Le Fiamme Gialle hanno perquisito anche gli uffici della Filmauro su disposizione della Procura di Bari.

Napoli – Bilanci falsi e bancarotta fraudolenta: sono le ipotesi di reato al centro dell’indagine della Guardia di Finanza che questa mattina ha portato a perquisizioni simultanee nelle sedi di SSC Bari, SSC Napoli e Filmauro srl.

Coordinata dalla Procura di Bari, l’inchiesta vede indagati Luigi De Laurentiis, amministratore unico del club pugliese, e il padre Aurelio, presidente del cda del Napoli e legale rappresentante della società cinematografica.

Ai due imprenditori vengono contestate false comunicazioni sociali, relative al bilancio 2024 della SSC Bari, e bancarotta fraudolenta, quest’ultima collegata alla richiesta di liquidazione giudiziale presentata per l’insolvenza del club biancorosso.

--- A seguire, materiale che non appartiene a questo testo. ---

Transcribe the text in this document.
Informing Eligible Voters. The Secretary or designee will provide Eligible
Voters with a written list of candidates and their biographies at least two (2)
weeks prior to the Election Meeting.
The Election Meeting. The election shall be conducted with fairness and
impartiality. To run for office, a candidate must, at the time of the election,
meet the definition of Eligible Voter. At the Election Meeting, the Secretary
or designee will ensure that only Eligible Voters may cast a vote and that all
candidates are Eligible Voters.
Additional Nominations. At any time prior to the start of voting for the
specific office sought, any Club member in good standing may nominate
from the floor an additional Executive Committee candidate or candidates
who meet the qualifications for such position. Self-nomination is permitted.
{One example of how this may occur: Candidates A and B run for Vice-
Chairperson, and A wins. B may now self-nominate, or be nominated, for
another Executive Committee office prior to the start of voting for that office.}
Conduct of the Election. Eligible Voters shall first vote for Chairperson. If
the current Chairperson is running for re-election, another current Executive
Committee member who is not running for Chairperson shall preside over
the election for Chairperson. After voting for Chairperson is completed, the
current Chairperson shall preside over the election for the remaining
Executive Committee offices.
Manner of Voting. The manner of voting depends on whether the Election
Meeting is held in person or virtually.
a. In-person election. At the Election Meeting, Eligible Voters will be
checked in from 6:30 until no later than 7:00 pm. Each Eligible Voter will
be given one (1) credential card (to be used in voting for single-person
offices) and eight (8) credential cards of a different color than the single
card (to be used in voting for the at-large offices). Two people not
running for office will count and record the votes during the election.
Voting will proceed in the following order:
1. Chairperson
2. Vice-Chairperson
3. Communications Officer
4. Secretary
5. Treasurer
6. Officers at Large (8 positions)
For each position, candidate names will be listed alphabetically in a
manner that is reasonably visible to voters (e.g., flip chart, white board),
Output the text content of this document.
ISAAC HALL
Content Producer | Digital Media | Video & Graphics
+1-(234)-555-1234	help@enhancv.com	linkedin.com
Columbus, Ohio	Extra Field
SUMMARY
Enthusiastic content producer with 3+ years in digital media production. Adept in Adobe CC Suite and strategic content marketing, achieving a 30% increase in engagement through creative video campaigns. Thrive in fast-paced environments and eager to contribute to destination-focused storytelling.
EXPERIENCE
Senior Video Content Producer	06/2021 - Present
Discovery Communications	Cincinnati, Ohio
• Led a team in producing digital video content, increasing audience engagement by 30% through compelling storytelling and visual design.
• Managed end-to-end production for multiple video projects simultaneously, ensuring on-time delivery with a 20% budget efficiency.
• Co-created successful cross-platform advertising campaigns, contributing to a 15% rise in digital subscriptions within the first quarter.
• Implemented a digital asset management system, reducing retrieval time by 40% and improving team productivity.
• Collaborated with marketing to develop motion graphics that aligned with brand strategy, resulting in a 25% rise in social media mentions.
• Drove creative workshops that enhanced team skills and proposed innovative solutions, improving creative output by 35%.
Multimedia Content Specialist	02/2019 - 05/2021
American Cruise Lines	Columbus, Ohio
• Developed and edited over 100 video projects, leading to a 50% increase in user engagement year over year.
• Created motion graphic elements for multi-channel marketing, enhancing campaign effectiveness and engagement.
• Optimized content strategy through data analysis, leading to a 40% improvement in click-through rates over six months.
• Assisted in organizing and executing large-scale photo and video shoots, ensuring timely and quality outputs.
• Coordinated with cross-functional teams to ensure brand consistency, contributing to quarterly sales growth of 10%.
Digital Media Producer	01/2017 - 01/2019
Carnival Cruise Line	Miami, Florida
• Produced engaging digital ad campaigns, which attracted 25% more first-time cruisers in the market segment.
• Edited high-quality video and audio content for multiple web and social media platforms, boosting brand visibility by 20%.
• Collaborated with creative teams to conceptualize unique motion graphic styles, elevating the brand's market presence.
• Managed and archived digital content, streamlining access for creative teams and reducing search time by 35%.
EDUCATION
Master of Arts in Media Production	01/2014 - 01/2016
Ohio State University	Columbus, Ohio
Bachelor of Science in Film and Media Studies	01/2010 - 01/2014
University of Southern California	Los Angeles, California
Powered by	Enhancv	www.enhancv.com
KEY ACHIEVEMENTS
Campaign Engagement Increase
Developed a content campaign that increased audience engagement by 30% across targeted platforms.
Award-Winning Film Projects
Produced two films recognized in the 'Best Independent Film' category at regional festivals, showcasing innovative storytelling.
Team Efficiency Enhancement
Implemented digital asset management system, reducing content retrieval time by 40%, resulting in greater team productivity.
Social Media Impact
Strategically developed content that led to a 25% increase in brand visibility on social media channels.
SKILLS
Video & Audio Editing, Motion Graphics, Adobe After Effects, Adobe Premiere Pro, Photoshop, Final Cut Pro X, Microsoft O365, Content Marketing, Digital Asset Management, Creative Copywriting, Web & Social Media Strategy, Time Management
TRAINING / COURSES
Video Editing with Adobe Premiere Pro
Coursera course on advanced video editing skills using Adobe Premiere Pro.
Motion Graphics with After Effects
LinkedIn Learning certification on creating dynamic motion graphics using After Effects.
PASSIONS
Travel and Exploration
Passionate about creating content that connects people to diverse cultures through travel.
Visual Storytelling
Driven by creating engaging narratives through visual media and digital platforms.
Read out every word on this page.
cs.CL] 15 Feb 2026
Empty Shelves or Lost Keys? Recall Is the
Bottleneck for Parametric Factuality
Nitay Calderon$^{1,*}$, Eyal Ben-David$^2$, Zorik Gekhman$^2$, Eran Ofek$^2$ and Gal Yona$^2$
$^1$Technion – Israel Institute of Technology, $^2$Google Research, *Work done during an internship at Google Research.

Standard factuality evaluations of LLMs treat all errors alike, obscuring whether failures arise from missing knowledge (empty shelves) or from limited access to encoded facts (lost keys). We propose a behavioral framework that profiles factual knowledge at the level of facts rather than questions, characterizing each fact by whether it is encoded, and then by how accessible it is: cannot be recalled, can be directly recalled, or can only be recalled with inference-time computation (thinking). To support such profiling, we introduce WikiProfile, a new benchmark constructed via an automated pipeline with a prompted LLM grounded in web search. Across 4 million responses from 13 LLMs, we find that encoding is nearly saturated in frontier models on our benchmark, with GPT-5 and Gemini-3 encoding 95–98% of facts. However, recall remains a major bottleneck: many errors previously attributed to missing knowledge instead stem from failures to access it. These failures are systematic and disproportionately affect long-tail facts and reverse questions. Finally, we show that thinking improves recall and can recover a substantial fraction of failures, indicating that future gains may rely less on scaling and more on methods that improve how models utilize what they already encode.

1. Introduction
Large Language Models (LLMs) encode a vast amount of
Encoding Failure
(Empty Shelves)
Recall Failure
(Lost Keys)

Secondo quanto ricostruito dalla Guardia di Finanza, che ha eseguito le perquisizioni su ordine della Procura barese, il provvedimento nasce da un’analisi approfondita di bilanci, note integrative e relazioni sulla gestione societaria, riscontrata anche da consulenze tecniche. Da questi accertamenti sarebbe emerso un quadro di perdite sistemiche per la SSC Bari, quantificate in circa 30 milioni di euro nell’arco temporale 2019-2025, a fronte di un deficit patrimoniale definito rilevante e di un’esposizione debitoria consistente, senza che risulti avviato alcun piano concreto di risanamento.